For a couple of decades, Skip Leviton and his wife, Gertrude, have had their picture taken numerous times in the winner's circle at Maryland racetracks with a succession of stakes winners such as Gala Lil, Gala Harry or Gala Goldilocks.

But the couple has never looked happier than they did yesterday when their 5-year-old horse, Gala Spinaway, won the $100,000 Polynesian Handicap at Pimlico Race Course.


Jockey Mario Pino said the horse literally "charged away" from the opposition in the stretch, defeating runner-up Ibex by nearly three lengths.

Four horses were bunched up in a photo finish for second, including Belmont Park shipper Lost Mountain, who carried the Preakness-winning colors of the Loblolly Stable and finished a head behind Ibex in third. Favored Root Boy, who didn't have the clearest of trips, was fourth.


"This horse is back to where he was," said a jubilant Skip Leviton about his former Maryland-bred champion who had spent nearly a year on the shelf, returning to the races last month.

When Gala Spinaway started to tail off form last year, Leviton, 78, began thinking about getting out of the business.
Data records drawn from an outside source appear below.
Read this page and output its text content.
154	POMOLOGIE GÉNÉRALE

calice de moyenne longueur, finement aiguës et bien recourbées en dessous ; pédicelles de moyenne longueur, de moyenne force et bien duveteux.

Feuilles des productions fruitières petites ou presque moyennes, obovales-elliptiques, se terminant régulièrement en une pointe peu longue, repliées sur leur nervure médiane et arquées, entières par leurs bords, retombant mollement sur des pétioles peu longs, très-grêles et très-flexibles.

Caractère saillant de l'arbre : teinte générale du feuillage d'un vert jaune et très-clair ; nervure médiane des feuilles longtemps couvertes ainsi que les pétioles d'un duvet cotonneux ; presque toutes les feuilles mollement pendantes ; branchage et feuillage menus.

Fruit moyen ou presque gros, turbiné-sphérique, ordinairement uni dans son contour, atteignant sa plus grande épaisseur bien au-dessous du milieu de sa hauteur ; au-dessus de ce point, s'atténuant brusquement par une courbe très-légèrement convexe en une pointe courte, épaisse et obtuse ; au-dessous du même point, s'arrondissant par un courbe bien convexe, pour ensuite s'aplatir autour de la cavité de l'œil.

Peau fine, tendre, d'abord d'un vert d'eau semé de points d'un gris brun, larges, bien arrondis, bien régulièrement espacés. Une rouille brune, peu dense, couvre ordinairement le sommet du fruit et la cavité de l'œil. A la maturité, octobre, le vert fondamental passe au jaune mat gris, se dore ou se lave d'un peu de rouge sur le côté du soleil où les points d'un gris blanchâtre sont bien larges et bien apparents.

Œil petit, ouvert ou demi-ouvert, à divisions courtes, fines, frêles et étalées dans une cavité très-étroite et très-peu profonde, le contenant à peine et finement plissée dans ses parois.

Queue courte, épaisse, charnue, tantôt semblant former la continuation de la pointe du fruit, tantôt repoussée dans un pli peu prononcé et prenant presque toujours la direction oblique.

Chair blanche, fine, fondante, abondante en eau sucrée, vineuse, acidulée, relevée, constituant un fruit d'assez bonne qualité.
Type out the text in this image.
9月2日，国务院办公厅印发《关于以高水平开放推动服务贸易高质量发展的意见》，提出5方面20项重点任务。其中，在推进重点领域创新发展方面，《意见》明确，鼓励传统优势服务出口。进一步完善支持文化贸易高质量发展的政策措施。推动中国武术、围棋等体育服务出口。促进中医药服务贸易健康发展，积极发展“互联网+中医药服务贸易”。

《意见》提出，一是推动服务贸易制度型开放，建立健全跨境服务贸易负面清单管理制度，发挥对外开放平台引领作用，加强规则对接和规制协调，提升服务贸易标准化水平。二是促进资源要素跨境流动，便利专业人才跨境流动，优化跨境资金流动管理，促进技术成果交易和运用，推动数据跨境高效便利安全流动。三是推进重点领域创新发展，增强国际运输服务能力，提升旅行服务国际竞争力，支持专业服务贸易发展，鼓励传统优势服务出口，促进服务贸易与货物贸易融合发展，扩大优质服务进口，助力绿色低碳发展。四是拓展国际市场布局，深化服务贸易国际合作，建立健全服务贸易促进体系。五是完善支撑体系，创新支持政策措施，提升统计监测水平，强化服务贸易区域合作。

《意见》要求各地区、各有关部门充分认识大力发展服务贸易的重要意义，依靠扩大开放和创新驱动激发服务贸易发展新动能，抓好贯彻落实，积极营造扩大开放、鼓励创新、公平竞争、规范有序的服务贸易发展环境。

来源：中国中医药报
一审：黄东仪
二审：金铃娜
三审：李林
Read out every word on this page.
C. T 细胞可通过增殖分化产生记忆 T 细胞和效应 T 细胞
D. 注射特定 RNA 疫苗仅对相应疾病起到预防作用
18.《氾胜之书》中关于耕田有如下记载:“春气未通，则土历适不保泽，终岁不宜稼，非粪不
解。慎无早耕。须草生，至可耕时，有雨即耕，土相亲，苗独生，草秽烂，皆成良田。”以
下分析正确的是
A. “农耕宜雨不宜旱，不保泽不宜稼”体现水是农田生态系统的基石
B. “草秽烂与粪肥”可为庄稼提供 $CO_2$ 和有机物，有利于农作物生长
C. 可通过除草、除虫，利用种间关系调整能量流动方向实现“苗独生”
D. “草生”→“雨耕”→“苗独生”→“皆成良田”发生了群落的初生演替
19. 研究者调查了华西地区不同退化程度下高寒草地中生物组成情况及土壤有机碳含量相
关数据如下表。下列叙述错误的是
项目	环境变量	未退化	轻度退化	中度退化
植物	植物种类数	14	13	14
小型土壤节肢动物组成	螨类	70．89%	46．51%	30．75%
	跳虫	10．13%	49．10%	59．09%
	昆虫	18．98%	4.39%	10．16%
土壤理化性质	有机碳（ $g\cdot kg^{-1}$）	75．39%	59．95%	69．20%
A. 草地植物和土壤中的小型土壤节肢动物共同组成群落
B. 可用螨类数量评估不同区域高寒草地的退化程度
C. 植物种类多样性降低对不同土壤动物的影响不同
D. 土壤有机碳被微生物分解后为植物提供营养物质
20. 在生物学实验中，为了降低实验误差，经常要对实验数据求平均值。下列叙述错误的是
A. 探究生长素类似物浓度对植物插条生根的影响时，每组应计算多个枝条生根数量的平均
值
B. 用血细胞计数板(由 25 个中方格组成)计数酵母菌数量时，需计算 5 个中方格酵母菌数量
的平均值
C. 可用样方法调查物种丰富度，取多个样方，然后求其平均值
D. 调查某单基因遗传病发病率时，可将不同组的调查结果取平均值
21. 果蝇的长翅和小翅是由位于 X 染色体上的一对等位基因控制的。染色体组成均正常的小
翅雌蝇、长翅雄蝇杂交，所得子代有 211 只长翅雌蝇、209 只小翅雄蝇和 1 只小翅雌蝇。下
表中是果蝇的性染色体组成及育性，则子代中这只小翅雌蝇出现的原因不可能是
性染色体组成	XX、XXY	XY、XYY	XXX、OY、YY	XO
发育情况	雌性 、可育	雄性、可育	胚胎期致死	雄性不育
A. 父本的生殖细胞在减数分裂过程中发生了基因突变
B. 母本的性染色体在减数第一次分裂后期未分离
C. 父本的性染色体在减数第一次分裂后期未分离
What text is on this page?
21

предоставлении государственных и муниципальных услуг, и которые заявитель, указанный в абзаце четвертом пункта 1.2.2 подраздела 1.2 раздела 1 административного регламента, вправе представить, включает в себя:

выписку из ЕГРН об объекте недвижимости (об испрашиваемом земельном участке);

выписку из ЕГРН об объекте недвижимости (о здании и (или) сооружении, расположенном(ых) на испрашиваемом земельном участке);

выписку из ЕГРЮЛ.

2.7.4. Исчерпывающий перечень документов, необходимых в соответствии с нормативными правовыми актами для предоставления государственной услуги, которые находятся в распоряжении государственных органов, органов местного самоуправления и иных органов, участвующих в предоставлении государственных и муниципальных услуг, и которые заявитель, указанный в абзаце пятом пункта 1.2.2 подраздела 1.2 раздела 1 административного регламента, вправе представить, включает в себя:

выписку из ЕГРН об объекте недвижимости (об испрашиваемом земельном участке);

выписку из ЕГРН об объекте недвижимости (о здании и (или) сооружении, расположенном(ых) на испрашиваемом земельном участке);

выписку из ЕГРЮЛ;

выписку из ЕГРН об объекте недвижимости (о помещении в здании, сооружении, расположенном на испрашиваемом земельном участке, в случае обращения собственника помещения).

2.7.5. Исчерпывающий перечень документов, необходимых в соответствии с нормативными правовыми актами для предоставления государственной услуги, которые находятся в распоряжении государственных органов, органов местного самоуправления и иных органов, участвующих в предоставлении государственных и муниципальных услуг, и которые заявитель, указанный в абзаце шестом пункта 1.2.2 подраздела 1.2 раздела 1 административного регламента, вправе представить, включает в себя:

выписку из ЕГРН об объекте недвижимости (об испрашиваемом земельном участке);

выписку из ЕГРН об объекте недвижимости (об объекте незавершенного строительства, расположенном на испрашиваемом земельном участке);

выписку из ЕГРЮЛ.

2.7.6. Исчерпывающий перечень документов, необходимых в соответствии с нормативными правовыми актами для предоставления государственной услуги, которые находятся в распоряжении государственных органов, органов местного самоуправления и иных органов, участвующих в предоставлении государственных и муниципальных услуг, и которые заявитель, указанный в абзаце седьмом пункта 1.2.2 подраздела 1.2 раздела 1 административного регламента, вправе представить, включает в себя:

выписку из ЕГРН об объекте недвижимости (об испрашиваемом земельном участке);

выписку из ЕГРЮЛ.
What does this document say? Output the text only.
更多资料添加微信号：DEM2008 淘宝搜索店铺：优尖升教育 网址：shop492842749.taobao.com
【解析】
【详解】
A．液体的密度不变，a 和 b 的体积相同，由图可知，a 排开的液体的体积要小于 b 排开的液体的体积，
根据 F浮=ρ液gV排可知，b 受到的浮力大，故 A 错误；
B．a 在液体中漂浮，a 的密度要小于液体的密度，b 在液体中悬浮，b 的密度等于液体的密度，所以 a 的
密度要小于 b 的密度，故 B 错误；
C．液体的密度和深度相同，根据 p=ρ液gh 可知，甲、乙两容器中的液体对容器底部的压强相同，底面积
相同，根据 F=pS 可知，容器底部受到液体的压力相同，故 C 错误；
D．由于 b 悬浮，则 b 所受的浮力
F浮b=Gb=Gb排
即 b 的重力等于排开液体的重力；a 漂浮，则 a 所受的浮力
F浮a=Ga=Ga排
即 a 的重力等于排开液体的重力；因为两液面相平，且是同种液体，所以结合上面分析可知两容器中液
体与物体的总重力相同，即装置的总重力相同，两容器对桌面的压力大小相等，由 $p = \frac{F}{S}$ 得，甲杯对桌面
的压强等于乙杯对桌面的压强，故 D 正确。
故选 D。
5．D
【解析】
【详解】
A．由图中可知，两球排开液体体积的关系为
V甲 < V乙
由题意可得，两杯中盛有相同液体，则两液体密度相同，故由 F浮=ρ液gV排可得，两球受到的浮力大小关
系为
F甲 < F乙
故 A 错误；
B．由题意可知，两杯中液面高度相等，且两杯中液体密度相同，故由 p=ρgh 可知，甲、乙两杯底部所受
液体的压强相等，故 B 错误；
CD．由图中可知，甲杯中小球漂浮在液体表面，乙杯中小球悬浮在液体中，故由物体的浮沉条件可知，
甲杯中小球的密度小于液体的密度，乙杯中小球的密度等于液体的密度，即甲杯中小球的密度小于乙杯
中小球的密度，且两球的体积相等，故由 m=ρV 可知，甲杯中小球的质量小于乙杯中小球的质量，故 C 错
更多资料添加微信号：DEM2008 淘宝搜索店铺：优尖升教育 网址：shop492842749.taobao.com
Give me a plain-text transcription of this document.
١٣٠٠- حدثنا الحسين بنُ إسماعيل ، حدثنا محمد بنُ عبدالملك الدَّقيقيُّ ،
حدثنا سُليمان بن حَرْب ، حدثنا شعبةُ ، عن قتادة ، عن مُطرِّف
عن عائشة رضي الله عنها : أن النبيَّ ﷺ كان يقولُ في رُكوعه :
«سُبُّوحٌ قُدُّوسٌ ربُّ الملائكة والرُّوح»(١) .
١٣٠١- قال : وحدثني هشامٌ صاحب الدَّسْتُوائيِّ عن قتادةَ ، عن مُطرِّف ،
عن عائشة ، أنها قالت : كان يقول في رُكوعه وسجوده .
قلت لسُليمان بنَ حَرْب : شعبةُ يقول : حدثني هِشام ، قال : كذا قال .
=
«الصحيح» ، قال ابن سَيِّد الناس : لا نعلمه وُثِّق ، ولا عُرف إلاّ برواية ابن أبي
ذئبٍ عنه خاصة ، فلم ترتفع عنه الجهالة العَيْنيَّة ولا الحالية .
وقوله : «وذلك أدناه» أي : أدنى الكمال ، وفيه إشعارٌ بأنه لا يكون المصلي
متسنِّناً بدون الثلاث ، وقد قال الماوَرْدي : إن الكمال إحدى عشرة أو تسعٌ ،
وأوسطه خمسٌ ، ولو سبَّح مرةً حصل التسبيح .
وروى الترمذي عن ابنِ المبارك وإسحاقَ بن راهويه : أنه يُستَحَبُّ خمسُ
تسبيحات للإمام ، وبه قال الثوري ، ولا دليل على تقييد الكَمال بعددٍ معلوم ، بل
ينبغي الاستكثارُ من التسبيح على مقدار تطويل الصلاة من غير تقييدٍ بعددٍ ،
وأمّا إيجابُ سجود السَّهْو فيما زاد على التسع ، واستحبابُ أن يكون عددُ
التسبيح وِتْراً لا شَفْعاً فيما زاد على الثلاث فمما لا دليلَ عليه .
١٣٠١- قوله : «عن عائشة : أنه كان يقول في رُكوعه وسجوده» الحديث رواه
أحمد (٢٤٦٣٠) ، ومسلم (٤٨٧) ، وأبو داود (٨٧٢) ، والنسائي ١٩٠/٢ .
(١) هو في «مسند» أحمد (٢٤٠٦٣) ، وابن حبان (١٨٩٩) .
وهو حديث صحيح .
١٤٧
When his longtime trainer, Bernie Bond, died last winter, Leviton didn't know what to do.

"When I got home from Bernie's funeral, there must have been 12 messages on my answering machine from trainers, all wanting to train my horses," Leviton said. But he decided to stick with Bond's young assistant, 29- year-old Graham Motion. "I figured he had worked hard for Bernie for 3 1/2 years and had learned a lot from him, so I stayed with him," Leviton said.

Motion's career took a leap forward yesterday when he saddled his first winner of a graded stakes and proved he could bring one of Maryland's most consistent stakes horses back to top form after a long layoff.

Gala Spinaway has now won stakes at Laurel or Pimlico for four straight years.

In addition to Bond, whose ashes were spread over the Pimlico finish line last winter, another familiar face was also missing yesterday in the winner's circle at Old Hilltop. Gala Spinaway's former jockey, Gregg McCarron, is now retired and was replaced, at least yesterday, by Pino.

The Polynesian had been the scene of frequent jock-hopping all last week for Richie Blue, owner of favored Root Boy, and his trainer Louis Bernier.

Tommy Turner, the horse's regular jockey, opted to ride Jacody yesterday in the Alabama Stakes at Saratoga, but finished fifth.


"Then we offered the mount to Mike Luzzi, but he wanted to ride Green Darlin at Monmouth," Blue said. That filly finished third in the Monmouth Park Budweiser Breeders' Cup Handicap.

Blue and Bernier finally settled on Joe Rocco, who finished a disappointing fourth.

"As it turned out," Blue said, "everybody ended up with nothin'."